Traditional shoreline protection and stabilization measures (like breakwaters) and nature-based solutions (like vegetation and oyster reefs) are adopted in coastal management strategies worldwide. By leveraging machine learning, coastal engineers and scientists can harness vast datasets sourced from numerical simulations, and laboratory experiments, to in-situ measurements, to develop robust predictive data-driven models to facilitate the evaluation of these coastal protection solutions and provide informed decision-making for sustainable coastal management. Moreover, the fusion of established physics-based numerical models and machine learning (ML) techniques, such as neural networks and genetic algorithms, offer innovative solutions to challenges in modeling the coastal dynamics around these structures and nutrient biogeochemistry and planktonic ecosystem dynamics in estuary systems and optimize the design for enhanced resilience against natural hazards.
The primary goal of this research topic is to apply ML and data-driven techniques to assess the effectiveness of traditional and nature-based solutions for coastal and estuarine protection and their impacts on coastal dynamics and sediment stabilization.

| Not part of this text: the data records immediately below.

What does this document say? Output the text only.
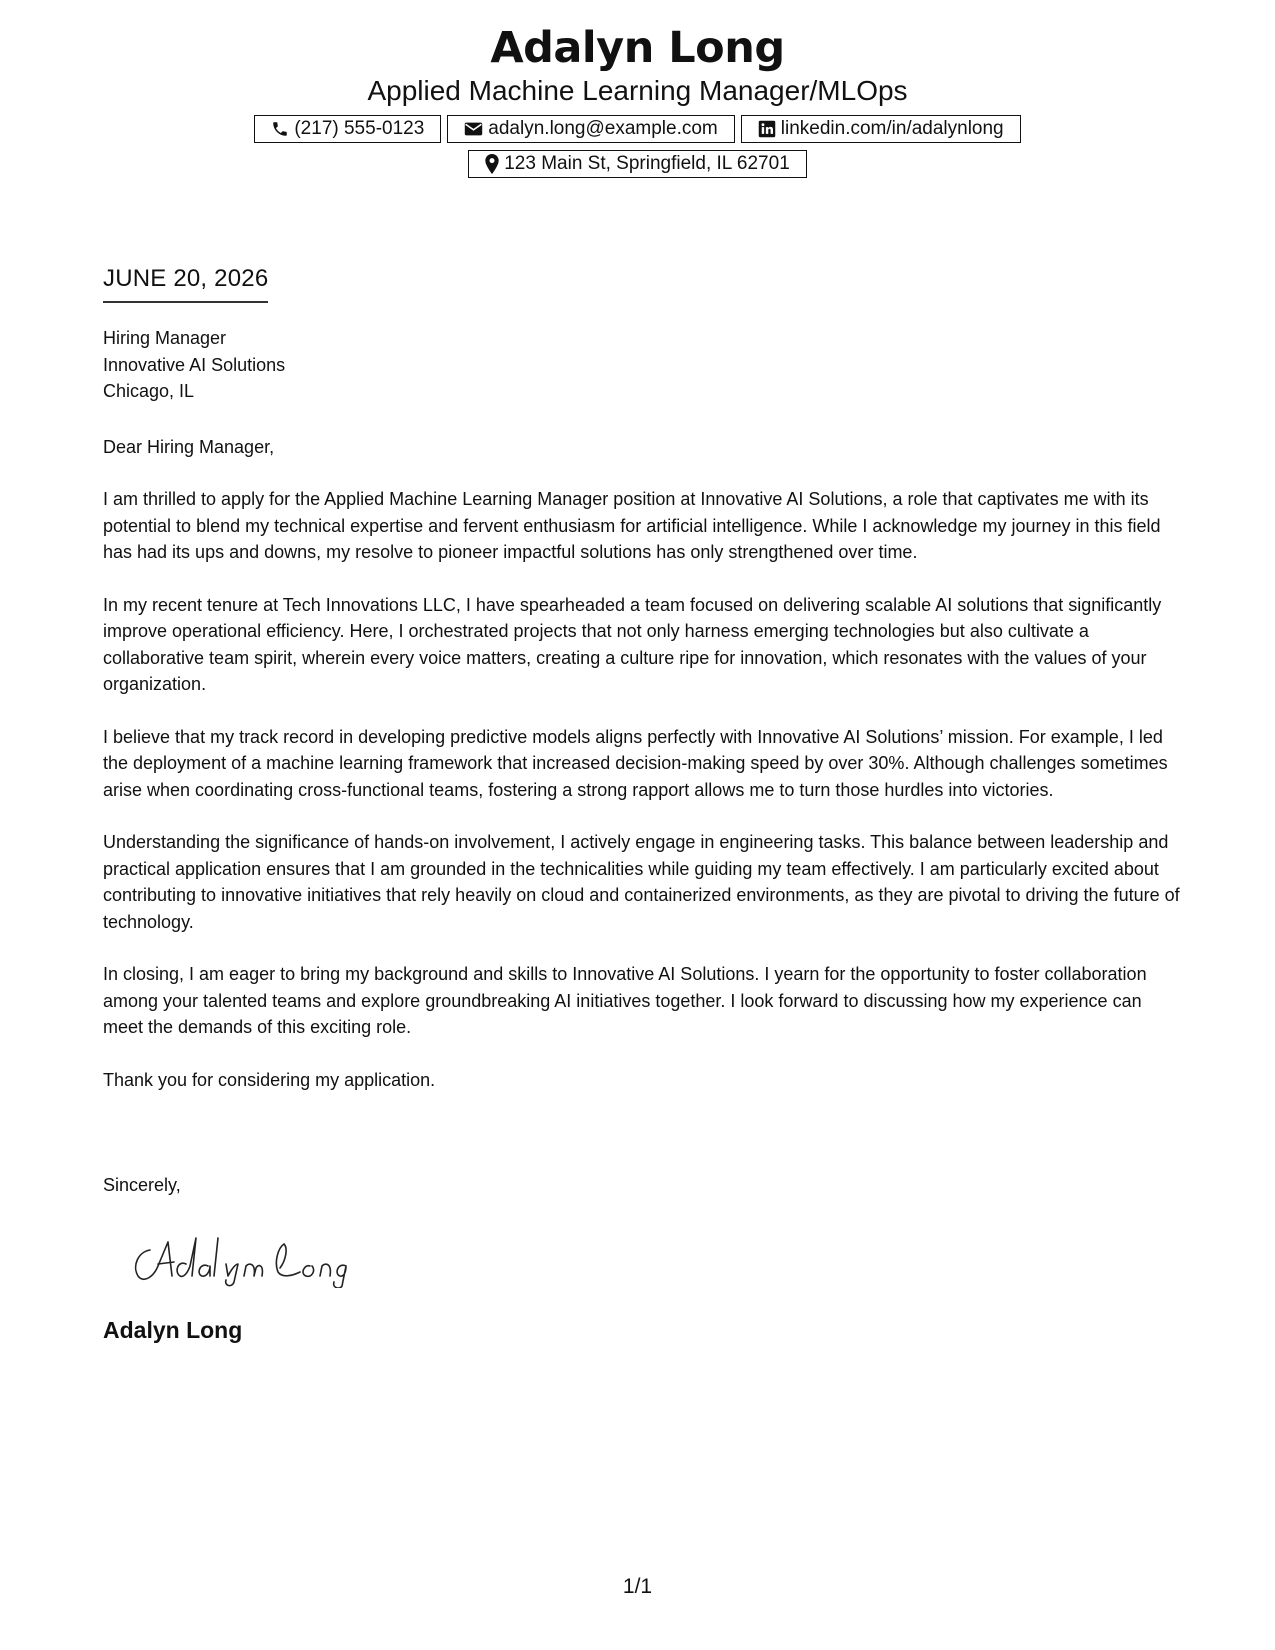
Adalyn Long
Applied Machine Learning Manager/MLOps
(217) 555-0123	adalyn.long@example.com	linkedin.com/in/adalynlong
123 Main St, Springfield, IL 62701
JUNE 20, 2026
Hiring Manager
Innovative AI Solutions
Chicago, IL
Dear Hiring Manager,

I am thrilled to apply for the Applied Machine Learning Manager position at Innovative AI Solutions, a role that captivates me with its potential to blend my technical expertise and fervent enthusiasm for artificial intelligence. While I acknowledge my journey in this field has had its ups and downs, my resolve to pioneer impactful solutions has only strengthened over time.

In my recent tenure at Tech Innovations LLC, I have spearheaded a team focused on delivering scalable AI solutions that significantly improve operational efficiency. Here, I orchestrated projects that not only harness emerging technologies but also cultivate a collaborative team spirit, wherein every voice matters, creating a culture ripe for innovation, which resonates with the values of your organization.

I believe that my track record in developing predictive models aligns perfectly with Innovative AI Solutions’ mission. For example, I led the deployment of a machine learning framework that increased decision-making speed by over 30%. Although challenges sometimes arise when coordinating cross-functional teams, fostering a strong rapport allows me to turn those hurdles into victories.

Understanding the significance of hands-on involvement, I actively engage in engineering tasks. This balance between leadership and practical application ensures that I am grounded in the technicalities while guiding my team effectively. I am particularly excited about contributing to innovative initiatives that rely heavily on cloud and containerized environments, as they are pivotal to driving the future of technology.

In closing, I am eager to bring my background and skills to Innovative AI Solutions. I yearn for the opportunity to foster collaboration among your talented teams and explore groundbreaking AI initiatives together. I look forward to discussing how my experience can meet the demands of this exciting role.

Thank you for considering my application.

Sincerely,
Adalyn Long
1/1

It is challenging to develop ML-enabled models with certain degrees of generalization and physical interpretability to simulate the coastal dynamics around these structures and nutrient biogeochemistry and planktonic ecosystem dynamics in estuary systems.
The scope of this research topic encompasses studies focusing on the applications of ML and data-driven techniques in modeling the coastal processes around traditional and nature-based solutions and assessing the effectiveness of these solutions for coastal protection. We invite contributions that explore various themes, including but not limited to:
- Methods to integrate the knowledge of physics with machine learning approaches for modeling wave dynamics around and interactions with traditional and nature-based shoreline protection and stabilization solutions;
- ML applications in modeling nutrient biogeochemistry and planktonic ecosystem dynamics in estuary systems;
- Datasets and machine learning methods that enable the discovery of equations for critical parameters involved in traditional and nature-based solutions, such as the transmission coefficient, and vegetation drag coefficients;
- Intelligent data generation, exploration, and curation;
- Applications of ML-empowered techniques for data collection, monitoring, and synthesis;
- Adaptive management strategies informed by ML for enhancing coastal resilience against climate change and sea-level rise;
- Risk assessment and mitigation planning using ML to predict extreme events and assess vulnerabilities.
Keywords:
machine learning, neural networks, equation discovery, nature-based solutions, numerical modeling, data-driven modeling, living shorelines, oyster reefs, coastal wetlands, coastal protection, flood mitigation
Important Note:
All contributions to this Research Topic must be within the scope of the section and journal to which they are submitted, as defined in their mission statements. Frontiers reserves the right to guide an out-of-scope manuscript to a more suitable section or journal at any stage of peer review.